On ne saurait être plus clair sur la voie androcentrée en tant que la femme, elle aussi, ne pourrait faire autrement que de l'emprunter. À la différence de l'homme, elle devrait, elle, en passer par un homme-relais (nous verrons bientôt ce que cela veut dire) pour pouvoir emprunter cette voie [15]. Mais il reste que cette inscription a son revers, ou son point de fuite, en ce sens que, du coup,

[...] tout peut être mis au compte de la femme pour autant que dans la dialectique phallocentrique elle représente l'Autre absolu.

La féminité, dans ce texte, se présente donc tendue, tiraillée entre Charybde et Scylla, les deux pôles que nous distinguions.

Vers une théorie de la baise

Y a-t-il dans ces « Propos... » une théorie de la baise ? On y trouve au moins une indication, s'inscrivant selon la ligne de pente de la voie androcentrique. Cette indication théorique - plus que théorie déployée - intervient tout à la fin du propos et, ce qui ne manque pas de sel (toujours le gai savoir), dans le point IX, intitulé « L'homosexualité féminine et l'amour idéal ». Elle tient en une phrase. Après avoir dit que c'est à partir de l'homosexualité féminine (c'est-à-dire d'une position où c'est « sur la féminité que porte l'intérêt suprême », non sans qu'un homme soit fantasmatiquement présent) que pourrait se découvrir « l'accès qui mène de la sexualité féminine au désir même », Lacan écrit :

[...] la sexualité féminine apparaît comme l'effort d'une jouissance enveloppée dans sa propre contiguïté (dont peut-être toute circoncision indique-t-elle la rupture symbolique) pour se réaliser à l'envi du désir que la castration libère chez le mâle en lui donnant son signifiant dans le phallus [16].

Telle est la phrase que nous souhaitons ici éclairer. D'emblée, elle appelle quelques remarques, que seule la suite du faufilage que nous allons déployer pourra légitimement expliciter, relativiser, voire corriger.

I. Une jouissance. Lacan définit la sexualité féminine non comme désir mais comme jouissance.
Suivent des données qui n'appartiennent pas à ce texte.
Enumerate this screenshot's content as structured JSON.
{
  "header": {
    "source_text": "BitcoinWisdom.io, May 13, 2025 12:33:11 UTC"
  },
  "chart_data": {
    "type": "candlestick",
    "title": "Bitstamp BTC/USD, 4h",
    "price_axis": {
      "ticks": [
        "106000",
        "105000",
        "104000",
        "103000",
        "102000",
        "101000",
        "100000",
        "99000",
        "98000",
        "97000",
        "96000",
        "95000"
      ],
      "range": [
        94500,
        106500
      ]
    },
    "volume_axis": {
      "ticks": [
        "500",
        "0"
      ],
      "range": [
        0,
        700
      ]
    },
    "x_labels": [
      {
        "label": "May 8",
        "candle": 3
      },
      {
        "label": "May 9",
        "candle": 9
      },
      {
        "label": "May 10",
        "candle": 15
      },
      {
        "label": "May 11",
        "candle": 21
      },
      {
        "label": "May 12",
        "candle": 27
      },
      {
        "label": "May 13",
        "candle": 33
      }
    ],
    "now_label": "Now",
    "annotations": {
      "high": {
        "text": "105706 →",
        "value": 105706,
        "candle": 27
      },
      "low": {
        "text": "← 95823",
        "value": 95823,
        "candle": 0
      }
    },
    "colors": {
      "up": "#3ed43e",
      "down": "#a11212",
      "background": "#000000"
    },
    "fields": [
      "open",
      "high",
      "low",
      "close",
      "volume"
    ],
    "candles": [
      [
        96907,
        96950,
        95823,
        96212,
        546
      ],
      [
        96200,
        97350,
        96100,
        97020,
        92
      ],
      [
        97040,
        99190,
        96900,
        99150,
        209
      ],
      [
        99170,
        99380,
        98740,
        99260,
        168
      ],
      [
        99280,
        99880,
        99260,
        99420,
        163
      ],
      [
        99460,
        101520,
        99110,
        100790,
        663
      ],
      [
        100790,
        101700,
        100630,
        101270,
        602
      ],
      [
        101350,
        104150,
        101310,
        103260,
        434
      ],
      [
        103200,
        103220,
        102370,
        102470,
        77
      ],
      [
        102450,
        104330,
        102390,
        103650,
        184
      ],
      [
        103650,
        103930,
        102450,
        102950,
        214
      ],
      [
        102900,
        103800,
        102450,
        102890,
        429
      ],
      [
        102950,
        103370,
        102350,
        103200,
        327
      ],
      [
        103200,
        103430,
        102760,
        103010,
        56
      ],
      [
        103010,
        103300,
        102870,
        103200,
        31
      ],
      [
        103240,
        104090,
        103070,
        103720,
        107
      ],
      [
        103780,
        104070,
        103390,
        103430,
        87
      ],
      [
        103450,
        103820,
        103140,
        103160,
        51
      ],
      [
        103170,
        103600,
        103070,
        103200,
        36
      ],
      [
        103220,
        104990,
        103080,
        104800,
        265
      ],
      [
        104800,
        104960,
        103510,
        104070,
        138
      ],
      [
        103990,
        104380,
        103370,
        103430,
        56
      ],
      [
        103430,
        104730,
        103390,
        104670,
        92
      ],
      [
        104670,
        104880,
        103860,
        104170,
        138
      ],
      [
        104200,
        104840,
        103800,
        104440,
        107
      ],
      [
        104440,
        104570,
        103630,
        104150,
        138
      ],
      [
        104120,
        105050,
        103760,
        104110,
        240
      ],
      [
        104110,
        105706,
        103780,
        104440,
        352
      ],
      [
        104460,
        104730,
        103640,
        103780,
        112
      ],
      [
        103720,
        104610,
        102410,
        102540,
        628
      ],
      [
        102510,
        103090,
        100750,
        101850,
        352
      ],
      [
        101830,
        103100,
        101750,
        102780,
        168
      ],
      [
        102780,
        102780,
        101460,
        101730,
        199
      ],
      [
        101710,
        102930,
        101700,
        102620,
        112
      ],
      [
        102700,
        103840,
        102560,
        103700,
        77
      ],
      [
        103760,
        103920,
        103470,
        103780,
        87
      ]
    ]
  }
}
Or, l'on pourrait assez bien concevoir qu'il en ait parlé en termes de désir, d'autant plus que, dans ce texte encore, il est question du désir (inconscient) du sujet comme désir de l'Autre [17]. Ne disposait-il pas, avec cette formule hégélienne, d'un formidable instrument pour rendre compte de la baise comme d'un mouvement où, mieux que partout ailleurs, le désir se lierait au désir ? Répondre « oui » fait d'autant mieux sentir l'importance du fait qu'il n'en soit rien. Lacan, dans ces années-là, prend ses distances avec Hegel.

Concernant cette jouissance, il précise : « une jouissance enveloppée dans sa propre contiguïté ». La parenthèse qui suit est très utile car elle interdit l'interprétation féminisante selon laquelle il y aurait là un type de jouissance typiquement féminine. Si la circoncision peut en désigner la rupture symbolique, manifestement, cette contiguïté ne concerne pas seulement.la sexualité féminine.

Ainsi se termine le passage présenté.